What are the duties of a Central Bank?
Traditionally, the main task of central banks is to maintain price stability. Today, in addition to ensuring price stability, we can observe that central banks also need to openly support financial stability, economic growth and as a result, employment.
In situations where price stability has to be ensured, lowering inflation in other words, central banks prioritize price stability. Furthermore, especially in developed countries with low inflation rates, central banks also contribute to financial stability. Hence, economic stability will also render great support to economic growth.
Turkey’s Central Bank
In the Central Bank law, it is stated that the bank’s main task is to ensure price stability.
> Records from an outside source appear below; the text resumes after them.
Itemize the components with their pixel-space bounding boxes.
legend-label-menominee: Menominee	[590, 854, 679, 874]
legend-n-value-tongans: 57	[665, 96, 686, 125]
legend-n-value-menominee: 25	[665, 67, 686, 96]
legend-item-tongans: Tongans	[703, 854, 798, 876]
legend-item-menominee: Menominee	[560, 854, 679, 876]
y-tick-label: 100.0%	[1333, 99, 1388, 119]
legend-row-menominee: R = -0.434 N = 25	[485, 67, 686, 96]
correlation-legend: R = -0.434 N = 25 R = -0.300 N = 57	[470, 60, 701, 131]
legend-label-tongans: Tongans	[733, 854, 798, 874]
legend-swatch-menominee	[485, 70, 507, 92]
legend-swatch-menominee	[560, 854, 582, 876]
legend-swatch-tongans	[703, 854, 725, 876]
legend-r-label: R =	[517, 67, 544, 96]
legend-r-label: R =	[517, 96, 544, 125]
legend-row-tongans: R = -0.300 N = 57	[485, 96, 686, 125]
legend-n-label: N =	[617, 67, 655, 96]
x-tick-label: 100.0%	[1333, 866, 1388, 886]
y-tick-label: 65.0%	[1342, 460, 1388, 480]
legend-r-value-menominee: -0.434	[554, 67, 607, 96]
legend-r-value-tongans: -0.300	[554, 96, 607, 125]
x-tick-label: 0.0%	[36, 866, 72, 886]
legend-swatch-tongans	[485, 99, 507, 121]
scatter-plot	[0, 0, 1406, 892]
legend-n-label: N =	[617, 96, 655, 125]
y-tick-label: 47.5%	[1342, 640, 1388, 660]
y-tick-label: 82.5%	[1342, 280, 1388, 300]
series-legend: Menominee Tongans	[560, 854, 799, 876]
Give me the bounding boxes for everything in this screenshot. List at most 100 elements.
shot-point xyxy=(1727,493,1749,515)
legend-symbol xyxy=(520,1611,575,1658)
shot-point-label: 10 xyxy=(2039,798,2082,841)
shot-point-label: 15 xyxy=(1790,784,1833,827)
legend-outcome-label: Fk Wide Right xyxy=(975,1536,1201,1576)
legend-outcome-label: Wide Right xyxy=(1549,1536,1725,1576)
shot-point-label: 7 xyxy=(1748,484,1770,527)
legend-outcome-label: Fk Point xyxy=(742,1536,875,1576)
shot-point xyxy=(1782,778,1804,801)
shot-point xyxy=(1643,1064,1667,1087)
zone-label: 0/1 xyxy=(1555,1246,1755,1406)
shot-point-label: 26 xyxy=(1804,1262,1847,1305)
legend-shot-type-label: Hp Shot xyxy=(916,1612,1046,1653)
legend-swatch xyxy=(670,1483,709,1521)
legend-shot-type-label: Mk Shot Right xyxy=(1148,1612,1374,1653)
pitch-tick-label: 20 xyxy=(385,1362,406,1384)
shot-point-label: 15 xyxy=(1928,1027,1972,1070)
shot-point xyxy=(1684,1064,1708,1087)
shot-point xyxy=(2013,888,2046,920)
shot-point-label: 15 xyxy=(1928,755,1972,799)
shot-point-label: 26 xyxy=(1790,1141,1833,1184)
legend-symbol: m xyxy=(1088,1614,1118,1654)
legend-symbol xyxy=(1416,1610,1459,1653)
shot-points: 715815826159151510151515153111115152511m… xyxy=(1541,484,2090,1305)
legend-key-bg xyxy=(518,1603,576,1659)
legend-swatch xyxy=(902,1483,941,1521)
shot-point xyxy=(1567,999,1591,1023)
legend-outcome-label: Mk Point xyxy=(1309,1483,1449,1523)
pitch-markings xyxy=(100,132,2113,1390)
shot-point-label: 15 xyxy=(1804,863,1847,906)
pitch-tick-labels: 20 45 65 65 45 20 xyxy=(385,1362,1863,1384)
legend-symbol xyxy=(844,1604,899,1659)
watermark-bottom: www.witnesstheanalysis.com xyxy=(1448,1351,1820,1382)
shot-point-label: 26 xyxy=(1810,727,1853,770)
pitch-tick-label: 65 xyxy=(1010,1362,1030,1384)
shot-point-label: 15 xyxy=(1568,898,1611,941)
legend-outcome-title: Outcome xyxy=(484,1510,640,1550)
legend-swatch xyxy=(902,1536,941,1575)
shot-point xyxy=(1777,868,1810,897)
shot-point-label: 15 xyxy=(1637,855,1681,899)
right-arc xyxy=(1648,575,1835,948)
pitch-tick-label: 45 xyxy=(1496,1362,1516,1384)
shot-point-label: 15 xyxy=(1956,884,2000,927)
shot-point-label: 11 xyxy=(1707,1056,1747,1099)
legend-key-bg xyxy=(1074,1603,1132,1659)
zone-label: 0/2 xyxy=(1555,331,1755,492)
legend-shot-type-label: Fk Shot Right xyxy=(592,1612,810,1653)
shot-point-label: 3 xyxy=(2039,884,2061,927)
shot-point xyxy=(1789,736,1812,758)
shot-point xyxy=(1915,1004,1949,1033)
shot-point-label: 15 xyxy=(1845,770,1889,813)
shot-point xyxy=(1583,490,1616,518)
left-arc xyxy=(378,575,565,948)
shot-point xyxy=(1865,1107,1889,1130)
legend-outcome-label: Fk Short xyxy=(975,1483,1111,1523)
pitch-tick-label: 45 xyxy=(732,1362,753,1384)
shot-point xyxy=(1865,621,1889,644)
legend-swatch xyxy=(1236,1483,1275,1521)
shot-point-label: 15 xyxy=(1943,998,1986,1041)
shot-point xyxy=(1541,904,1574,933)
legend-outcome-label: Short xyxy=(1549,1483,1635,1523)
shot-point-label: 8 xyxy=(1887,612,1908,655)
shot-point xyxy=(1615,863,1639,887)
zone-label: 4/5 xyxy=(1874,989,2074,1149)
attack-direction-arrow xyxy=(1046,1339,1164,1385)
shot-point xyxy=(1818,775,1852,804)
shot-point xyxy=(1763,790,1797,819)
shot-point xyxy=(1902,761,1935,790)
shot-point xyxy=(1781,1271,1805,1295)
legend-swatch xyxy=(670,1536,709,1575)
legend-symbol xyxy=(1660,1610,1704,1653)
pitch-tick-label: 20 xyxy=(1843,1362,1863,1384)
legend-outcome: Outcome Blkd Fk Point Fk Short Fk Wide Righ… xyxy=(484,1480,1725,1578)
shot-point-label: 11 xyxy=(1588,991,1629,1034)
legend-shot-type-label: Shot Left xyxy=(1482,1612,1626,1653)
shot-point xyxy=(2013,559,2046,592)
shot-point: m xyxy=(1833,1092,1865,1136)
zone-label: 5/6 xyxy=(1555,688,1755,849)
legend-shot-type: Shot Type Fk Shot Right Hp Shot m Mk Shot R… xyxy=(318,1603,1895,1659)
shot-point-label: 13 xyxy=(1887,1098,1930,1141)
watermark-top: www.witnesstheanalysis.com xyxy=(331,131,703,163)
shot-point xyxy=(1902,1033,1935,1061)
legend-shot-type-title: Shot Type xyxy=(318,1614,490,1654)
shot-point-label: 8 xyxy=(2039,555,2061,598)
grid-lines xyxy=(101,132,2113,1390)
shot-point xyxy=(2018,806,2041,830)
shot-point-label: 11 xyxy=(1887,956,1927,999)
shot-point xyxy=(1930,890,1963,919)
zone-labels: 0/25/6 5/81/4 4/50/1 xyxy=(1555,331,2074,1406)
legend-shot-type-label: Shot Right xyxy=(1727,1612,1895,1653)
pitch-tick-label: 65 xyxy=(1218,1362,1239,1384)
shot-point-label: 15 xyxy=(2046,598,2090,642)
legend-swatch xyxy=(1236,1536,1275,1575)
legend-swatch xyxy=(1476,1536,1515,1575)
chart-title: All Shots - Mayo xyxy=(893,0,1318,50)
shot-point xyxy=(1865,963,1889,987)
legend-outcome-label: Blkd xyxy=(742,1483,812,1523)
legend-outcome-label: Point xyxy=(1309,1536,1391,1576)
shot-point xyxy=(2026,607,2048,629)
This law emphasizes the institution’s independence and that the bank can directly determine monetary policy to be implemented to ensure price stability and the monetary policy tools to be utilized to this end.
Furthermore, the law clearly states that that the Central Bank will support the government’s economic growth and employment policies on the condition that they do not clash with the goal of price stability.
All over the world, there are debates highlighting the goal of central banks to ensure price stability, in addition to the fact that they need to lend support to economic growth and employment. In 2008 during the global economic crisis, the opinion that central banks needed to have goals other than to ensure price stability was often articulated. To this end, it was stated that many central banks should be equipped for new objectives.
Lately, these debates have been centering around whether central banks should only be there to ensure price stability or whether they should additionally focus on economic growth and employment. It seems as though more controversy will arise regarding the expectation that central banks should focus on more than one goal.